FPI mengungkap keinginan membawa kasus penembakan 6 laskar ini ke Mahkamah Internasional (ICC) di Den Haag, Belanda. Namun Komnas HAM yakin akan ditolak gara-gara ini.

WowKeren - FPI diketahui berencana membawa kasus penembakan keenam laskarnya ke Mahkamah Internasional (International Criminal Court) di Den Haag, Belanda. Namun Komnas HAM sendiri rupanya meyakini rencana FPI ini akan menemui jalan buntu.

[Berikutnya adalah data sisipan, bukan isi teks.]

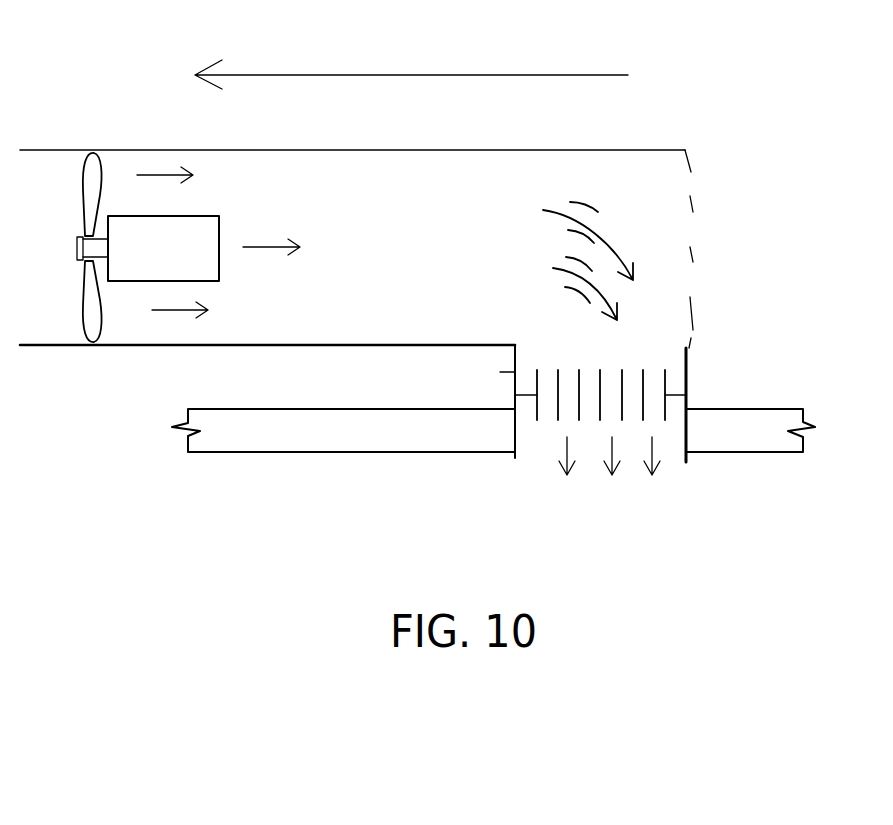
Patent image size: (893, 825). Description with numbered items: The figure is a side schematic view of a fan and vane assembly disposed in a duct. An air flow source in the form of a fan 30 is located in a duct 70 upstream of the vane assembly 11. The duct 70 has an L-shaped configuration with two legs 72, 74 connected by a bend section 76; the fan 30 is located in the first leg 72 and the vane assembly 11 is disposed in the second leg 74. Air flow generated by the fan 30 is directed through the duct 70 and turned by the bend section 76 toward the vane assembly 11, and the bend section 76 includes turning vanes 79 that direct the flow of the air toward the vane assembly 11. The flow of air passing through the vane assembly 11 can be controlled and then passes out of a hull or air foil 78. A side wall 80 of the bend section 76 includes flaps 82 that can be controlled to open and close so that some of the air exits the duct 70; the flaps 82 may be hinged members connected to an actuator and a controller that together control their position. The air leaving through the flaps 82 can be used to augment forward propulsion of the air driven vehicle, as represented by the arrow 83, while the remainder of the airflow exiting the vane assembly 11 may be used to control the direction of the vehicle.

Hal ini seperti disampaikan oleh Ketua Komnas HAM Ahmad Taufan Damanik. Ia menilai peristiwa pembunuhan 6 laskar FPI itu tidak akan diterima oleh ICC karena satu alasan penting, yakni lantaran Indonesia bukan negara anggota ICC.

"Indonesia bukan negara anggota ICC (Mahkamah Internasional) karena belum meratifikasi Statuta Roma," jelas Damanik dalam keterangan tertulisnya, Senin (25/1). Statuta Roma sendiri merupakan perjanjian negara-negara untuk mendirikan dan memfungsikan ICC.

Karena belum meratifikasi Statuta Roma, maka ICC tidak memiliki alasan hukum untuk mengadili kasus yang terjadi di wilayah Indonesia. Selain itu, beberapa unsur juga tak bisa terpenuhi oleh kasus tersebut agar ditangani oleh Mahkamah Internasional.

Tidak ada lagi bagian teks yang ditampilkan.